Why would you want bats? They eat insects, are generally useful to human settlements, and bats are wonderful to watch streaming out of an evening to get on with their night's work.

If you look carefully at the front wall of the house, between Merinda's bedroom window and ours at the right of the upstairs, you will see a dark gray object that is about 3 feet by 1.5 feet, hanging between the cream window shutters. This is our new bat house.

Jonathan had the ladder end of the installation operation. We considered mounting the house on the East chimney (visible in the previous photograph), where we could watch it from our bedroom window, but the The Bat House Builder's Handbook reports that hours of direct sun exposure is such a strong factor in successfully attracting bats that we decided to go for the front, South-facing wall.

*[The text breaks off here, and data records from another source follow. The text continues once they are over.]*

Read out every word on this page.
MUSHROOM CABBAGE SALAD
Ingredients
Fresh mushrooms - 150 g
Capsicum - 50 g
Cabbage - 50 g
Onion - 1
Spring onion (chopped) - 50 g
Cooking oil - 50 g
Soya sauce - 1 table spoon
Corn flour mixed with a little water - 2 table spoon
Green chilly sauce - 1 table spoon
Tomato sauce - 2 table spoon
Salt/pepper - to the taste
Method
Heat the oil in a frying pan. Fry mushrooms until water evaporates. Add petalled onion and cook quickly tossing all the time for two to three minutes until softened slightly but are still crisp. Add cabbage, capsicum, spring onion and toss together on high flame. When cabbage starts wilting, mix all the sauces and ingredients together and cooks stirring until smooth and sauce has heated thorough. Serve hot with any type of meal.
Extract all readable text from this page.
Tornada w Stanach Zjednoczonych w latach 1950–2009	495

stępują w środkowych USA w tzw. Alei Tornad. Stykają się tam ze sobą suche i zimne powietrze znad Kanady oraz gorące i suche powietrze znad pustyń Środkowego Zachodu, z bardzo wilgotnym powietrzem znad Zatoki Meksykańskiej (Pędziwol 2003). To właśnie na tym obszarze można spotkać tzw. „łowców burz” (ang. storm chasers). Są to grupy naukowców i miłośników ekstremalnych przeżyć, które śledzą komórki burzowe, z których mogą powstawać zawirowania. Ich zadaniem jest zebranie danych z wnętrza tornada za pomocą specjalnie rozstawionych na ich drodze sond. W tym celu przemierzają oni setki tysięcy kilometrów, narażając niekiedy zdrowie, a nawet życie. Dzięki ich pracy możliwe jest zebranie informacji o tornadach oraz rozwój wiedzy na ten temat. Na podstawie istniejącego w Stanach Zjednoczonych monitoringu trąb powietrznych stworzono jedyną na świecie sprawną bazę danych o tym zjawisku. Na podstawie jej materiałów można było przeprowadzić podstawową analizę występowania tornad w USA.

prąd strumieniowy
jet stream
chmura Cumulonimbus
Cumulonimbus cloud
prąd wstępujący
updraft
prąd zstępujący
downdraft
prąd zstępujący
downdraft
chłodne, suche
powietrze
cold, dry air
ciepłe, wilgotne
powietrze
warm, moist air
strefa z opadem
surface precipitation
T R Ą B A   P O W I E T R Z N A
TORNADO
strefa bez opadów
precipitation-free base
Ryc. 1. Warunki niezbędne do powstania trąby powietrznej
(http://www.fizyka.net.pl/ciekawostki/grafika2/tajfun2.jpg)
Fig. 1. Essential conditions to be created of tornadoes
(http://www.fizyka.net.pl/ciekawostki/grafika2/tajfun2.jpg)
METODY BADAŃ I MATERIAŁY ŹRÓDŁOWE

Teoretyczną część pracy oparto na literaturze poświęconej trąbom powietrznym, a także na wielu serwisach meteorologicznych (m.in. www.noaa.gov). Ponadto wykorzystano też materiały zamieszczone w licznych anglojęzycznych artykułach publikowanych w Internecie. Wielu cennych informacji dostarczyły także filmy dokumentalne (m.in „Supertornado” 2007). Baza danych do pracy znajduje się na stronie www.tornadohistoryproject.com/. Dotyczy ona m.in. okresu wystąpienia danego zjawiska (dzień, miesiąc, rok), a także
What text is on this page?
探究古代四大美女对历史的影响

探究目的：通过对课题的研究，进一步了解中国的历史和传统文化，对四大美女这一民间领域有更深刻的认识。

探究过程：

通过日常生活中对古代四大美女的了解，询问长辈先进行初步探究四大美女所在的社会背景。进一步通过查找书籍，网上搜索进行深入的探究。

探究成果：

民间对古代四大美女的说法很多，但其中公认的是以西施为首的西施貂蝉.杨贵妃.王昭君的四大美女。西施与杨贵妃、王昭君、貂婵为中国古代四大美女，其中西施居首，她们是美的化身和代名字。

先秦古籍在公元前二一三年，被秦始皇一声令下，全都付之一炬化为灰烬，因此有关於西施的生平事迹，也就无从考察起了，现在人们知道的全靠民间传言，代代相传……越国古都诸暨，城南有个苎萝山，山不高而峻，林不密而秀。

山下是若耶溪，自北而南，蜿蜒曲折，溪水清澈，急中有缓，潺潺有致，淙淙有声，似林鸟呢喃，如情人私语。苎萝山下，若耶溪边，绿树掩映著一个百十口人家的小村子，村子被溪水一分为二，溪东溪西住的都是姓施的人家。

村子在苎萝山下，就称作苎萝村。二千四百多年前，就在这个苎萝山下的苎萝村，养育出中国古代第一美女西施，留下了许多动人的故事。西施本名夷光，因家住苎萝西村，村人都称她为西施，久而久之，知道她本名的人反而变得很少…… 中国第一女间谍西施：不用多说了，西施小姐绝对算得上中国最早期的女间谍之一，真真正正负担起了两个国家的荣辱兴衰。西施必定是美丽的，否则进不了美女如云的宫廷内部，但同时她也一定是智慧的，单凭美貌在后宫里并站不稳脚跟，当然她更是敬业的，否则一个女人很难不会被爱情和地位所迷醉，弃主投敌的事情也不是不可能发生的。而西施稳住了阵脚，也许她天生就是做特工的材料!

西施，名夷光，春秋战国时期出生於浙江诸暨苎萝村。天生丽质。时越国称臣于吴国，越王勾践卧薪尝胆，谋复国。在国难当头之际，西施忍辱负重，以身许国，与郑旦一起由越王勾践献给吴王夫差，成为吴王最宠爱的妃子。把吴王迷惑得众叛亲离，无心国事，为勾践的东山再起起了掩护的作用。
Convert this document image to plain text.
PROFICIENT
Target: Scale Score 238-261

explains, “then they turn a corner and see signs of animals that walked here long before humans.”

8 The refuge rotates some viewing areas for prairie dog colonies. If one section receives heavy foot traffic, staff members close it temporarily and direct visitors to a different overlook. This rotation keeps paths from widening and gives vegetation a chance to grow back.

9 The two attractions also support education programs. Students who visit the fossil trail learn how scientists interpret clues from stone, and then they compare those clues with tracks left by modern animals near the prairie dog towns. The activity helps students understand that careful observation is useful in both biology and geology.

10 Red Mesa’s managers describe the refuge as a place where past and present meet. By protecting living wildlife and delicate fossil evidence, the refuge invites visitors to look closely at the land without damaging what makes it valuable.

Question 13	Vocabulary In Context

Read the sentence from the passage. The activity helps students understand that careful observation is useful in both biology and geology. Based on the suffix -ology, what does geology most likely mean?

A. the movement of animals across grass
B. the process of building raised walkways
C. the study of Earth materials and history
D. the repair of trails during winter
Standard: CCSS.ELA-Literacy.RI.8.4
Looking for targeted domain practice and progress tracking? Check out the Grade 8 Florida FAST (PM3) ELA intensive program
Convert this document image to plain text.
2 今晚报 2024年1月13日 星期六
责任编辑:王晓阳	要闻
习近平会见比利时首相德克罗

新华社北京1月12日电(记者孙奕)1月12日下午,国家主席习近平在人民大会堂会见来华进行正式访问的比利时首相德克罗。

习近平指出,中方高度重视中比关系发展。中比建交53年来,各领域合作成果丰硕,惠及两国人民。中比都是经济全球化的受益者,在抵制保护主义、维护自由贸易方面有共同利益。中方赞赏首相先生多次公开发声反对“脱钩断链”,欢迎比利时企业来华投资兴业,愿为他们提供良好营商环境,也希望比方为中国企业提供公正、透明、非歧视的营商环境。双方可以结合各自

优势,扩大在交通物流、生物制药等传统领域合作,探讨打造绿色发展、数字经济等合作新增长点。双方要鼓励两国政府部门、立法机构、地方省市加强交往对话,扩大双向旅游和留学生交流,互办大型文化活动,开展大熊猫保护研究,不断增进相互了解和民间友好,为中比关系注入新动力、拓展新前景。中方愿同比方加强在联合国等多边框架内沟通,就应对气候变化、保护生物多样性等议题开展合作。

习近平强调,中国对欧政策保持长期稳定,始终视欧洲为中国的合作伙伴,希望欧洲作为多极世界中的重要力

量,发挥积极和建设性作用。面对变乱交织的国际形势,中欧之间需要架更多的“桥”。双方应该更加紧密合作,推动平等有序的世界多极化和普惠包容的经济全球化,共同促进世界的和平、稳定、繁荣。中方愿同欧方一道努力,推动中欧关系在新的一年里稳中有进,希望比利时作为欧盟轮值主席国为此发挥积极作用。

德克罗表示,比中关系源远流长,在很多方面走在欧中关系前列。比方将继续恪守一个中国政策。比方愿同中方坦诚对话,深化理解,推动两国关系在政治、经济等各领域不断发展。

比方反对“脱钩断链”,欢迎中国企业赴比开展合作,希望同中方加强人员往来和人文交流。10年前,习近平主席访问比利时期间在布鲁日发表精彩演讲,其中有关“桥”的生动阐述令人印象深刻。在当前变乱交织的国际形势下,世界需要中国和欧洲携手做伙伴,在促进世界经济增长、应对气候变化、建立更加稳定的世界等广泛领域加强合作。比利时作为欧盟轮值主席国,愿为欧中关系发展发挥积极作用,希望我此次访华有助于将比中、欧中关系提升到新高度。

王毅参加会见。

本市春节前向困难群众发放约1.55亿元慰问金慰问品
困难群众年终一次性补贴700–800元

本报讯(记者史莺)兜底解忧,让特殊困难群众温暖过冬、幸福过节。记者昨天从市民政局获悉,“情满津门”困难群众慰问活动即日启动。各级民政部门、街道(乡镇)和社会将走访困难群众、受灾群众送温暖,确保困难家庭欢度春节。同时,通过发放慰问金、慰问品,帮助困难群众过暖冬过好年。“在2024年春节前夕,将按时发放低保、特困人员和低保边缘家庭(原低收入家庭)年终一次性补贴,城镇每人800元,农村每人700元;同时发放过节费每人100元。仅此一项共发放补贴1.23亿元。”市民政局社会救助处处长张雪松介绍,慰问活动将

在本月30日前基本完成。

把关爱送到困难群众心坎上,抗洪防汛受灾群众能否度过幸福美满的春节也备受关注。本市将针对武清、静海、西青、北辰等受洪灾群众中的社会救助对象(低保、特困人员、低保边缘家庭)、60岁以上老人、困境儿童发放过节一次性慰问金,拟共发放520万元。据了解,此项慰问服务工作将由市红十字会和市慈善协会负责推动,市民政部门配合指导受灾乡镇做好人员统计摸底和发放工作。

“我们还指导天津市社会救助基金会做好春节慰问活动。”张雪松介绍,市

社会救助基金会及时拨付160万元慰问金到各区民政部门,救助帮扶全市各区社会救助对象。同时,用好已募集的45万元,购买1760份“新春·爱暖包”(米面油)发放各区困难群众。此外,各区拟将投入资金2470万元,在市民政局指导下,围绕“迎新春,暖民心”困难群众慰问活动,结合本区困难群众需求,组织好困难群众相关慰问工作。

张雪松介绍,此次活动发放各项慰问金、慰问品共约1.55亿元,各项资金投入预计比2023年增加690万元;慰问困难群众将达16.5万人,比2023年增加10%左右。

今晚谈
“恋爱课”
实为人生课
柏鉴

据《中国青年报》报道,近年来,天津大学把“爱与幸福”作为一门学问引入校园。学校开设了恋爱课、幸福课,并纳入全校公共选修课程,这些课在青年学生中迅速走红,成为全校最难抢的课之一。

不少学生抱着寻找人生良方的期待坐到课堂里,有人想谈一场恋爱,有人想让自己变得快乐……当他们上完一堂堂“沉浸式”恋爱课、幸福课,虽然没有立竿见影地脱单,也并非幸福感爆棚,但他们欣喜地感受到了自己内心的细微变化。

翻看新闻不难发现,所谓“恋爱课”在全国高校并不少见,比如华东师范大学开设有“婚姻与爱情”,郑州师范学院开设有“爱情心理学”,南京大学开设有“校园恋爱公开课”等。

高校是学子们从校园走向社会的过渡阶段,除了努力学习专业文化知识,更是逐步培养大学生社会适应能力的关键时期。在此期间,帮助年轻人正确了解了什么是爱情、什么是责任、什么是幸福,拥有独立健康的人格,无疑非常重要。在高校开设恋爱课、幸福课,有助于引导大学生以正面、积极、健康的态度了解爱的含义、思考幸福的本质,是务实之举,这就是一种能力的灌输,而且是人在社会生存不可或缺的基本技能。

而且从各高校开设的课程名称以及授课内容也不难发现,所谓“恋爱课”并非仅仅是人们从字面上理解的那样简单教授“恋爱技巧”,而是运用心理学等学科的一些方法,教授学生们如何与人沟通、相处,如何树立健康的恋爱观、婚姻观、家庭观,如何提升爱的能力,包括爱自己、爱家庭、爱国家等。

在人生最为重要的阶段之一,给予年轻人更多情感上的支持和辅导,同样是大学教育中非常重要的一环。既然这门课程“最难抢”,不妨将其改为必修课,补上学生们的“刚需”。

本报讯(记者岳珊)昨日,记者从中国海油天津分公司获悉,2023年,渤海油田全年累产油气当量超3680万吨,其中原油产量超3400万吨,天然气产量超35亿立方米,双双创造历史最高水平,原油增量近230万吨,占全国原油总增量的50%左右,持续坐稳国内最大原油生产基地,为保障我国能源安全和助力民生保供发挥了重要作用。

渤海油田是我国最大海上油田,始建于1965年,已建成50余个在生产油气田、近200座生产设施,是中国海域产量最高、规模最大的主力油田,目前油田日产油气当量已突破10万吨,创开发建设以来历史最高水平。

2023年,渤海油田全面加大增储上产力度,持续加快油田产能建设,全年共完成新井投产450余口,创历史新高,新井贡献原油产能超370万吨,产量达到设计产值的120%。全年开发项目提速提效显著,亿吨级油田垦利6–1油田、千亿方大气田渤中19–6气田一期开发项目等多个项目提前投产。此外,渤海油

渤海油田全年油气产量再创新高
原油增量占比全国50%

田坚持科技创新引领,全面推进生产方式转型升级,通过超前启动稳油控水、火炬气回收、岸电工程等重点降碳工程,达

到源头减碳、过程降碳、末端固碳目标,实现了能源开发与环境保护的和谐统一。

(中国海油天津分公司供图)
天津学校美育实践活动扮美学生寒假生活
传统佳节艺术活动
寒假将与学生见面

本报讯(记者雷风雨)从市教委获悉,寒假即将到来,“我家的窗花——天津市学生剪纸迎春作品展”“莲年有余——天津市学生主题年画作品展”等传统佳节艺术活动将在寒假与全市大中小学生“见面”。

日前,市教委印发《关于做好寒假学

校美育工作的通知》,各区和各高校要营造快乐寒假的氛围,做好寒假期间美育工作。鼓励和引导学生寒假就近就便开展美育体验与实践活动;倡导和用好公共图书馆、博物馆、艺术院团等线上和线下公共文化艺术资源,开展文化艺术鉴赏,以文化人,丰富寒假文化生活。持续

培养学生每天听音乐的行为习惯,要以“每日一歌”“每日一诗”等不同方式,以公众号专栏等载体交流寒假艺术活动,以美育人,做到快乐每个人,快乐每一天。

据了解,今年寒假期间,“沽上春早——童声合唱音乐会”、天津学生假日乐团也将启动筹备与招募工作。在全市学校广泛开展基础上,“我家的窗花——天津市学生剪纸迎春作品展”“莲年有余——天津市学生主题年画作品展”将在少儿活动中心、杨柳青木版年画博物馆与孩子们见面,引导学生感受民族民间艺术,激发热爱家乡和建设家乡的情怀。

We have virtually all the other factors that correlate with success: less than 0.25 miles to water, bats known to inhabit the area, house more than 24 inches tall, more than 17 inches wide, chambers between 0.75 and 1.0 inches thick, no overhanging branches to conceal avian predators, more than 15 feet above ground level, dark paint coating, bat landing area, rough and untreated wood surfaces for good grip, average of more than 10 hours of direct sun per day, shade from Noon Summer sun, ventilated chamber available. Statistically, we have better than 75% chance of having bats move in within the next two Summers.

The landing area is the brown, stepped area at the bottom. Note the ventilation slits visible like gills on the front of the house, just near my head in the photograph.

The web will provide a wealth of information on bathouse design, but in summary the most popular bat houses offer chambers that are rectangular and open at the bottom (so that guano falls out and warm air stays in), with the above dimensions (to best allow groups to huddle and hang on at the same time), and which best stay warm. Bats like it warm. Ours has meticulously-grooved inner walls, and one innovation of our own: scalloped side walls, so that the chamber is not exactly rectangular inside, but has wavy or sawtooth sides to give more crannies in which to huddle (as bats do) and more secure-feeling hidey-holes. In this photo you are looking into the two chambers of our house and you can see the irregular sides.